Н.Болтянская: Вопрос Алексея из Казани: "Схожи ли регламенты советских и гитлеровских лагерей? Правда ли, что фашисты приезжали для получения опыта лагерей в период сталинско-гитлеровской дружбы?"

Ю.Бродский: Видимо, да. В 1934 году была делегация из Германии. Делегация по обмену опытом. Во всяком случае, мне академик Глазычев об этом говорил. И косвенное подтверждение... Документов я не видел, поэтому утверждать не берусь, но, скажем, на воротах Освенцима известна надпись «Труд делает свободным» – издевательская надпись эта. В Соловках на 10 лет раньше на Никольских воротах появилась надпись «Через труд к освобождению». То есть разница только в переводе. Я думаю, что очень много общего было, как и в архитектуре, как и в литературе. Ну, вот, просто системы были похожие, поэтому и похожие приемы использовались.

Н.Болтянская: А скажите, пожалуйста, после репрессий 1937 года Соловецкие лагеря продолжали оставаться некими особыми лагерями во всей системе? Или в них уже дальше происходило все, как и по всей стране?

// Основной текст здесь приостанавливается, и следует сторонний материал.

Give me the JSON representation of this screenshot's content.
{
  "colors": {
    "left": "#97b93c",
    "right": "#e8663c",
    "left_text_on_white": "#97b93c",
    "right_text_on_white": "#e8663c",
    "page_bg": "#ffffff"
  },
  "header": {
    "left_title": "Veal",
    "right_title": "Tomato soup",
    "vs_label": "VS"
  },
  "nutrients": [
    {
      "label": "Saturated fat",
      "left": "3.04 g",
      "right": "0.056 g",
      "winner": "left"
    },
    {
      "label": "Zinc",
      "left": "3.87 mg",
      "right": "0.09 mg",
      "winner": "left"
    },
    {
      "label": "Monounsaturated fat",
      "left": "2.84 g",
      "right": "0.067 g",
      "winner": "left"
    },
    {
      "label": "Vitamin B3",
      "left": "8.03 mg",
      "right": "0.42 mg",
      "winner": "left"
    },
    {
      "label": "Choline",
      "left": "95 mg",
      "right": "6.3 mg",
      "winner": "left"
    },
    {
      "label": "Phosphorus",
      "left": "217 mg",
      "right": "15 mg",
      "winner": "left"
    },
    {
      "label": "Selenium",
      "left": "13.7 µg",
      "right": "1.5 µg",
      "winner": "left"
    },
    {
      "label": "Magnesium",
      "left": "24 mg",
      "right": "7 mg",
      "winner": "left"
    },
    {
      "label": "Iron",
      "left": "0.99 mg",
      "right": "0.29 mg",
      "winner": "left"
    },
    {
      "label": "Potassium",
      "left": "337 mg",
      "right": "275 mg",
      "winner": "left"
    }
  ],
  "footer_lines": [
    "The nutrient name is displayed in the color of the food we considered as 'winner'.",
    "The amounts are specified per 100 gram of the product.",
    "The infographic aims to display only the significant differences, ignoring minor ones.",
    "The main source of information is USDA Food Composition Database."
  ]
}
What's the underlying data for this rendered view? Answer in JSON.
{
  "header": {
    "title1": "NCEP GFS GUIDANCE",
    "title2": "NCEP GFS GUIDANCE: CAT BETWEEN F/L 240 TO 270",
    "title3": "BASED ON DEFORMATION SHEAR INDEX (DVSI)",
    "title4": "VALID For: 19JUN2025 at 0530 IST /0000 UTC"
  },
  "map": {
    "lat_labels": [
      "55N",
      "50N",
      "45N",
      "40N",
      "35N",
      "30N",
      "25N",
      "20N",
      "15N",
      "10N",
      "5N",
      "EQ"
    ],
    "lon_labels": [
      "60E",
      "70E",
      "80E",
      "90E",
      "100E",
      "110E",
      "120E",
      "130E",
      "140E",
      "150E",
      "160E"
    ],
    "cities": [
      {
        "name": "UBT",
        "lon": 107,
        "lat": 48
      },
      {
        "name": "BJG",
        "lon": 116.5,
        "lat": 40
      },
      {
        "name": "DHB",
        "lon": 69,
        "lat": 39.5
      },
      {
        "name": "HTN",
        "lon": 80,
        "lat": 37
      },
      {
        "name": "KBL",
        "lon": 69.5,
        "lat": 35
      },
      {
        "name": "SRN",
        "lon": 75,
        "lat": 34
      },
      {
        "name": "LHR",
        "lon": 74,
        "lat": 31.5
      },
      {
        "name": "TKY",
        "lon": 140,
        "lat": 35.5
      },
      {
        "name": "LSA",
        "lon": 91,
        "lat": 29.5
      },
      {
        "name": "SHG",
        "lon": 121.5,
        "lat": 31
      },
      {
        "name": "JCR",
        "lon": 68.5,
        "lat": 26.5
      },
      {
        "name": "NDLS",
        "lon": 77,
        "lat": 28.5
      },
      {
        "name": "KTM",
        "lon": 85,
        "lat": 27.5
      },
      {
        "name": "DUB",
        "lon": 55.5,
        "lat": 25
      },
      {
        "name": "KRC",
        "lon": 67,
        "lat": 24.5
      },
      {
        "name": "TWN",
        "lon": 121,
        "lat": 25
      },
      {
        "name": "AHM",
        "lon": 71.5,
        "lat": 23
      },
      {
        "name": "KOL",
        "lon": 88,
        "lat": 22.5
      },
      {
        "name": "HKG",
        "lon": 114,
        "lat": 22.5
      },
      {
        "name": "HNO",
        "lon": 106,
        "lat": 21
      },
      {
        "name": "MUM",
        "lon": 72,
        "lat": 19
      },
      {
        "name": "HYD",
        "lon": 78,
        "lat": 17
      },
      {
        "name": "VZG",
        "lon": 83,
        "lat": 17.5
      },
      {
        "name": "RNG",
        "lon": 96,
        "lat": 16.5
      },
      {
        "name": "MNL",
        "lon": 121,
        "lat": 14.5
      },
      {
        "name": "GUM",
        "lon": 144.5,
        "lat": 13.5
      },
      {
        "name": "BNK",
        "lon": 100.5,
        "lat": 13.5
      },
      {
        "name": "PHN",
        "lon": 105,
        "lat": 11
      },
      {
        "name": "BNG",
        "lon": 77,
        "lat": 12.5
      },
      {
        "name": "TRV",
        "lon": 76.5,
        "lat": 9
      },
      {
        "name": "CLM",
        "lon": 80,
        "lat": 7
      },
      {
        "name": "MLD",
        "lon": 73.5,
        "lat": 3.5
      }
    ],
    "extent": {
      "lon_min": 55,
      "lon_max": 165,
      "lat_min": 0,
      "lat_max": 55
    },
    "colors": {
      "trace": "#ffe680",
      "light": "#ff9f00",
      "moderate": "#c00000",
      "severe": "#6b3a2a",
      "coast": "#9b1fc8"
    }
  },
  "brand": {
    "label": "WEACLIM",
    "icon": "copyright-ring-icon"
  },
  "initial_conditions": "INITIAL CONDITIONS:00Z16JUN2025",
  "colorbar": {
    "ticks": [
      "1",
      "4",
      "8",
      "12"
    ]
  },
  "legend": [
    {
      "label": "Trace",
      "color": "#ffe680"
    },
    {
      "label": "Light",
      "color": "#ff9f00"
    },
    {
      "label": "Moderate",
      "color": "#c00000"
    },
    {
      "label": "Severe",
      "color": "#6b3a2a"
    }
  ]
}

Ю.Бродский: Нет, Соловки продолжали быть особыми лагерями, но в другом ключе. После 1937 года, после расстрелов 1937 года Соловки были превращены в тюрьму. Часто ее называют СТОНом – Соловецкая Тюрьма Особого Назначения. Ну, слова СТОН не было, на самом деле это была тюрьма главного управления госбезопасности. Этому управлению тюрьмы и лагеря принадлежали. Но эта тюрьма была с невероятно жестоким режимом, и считалось, что это вершина советской исправительной системы советской.

Н.Болтянская: Подождите, но как же? Вершина исправительной системы и в какой-то степени отправная точка – много народу очень расстреляли. Кто и почему после этой волны 1937 года попадал именно на Соловки? Есть какая-то, я не знаю, статистика? Есть какая-то информация, которая позволяет обобщить?

Ю.Бродский: Ну, интеллигенции после 1937 года было, безусловно, все равно больше. Но состав совершенно противоречивый. Потому что инженер, которого послал Орджоникидзе учиться в Америку, приезжает из Америки и попадает в Соловки. Крупный экономист, писатель Горелов, министр здравоохранения Белоруссии Оликер.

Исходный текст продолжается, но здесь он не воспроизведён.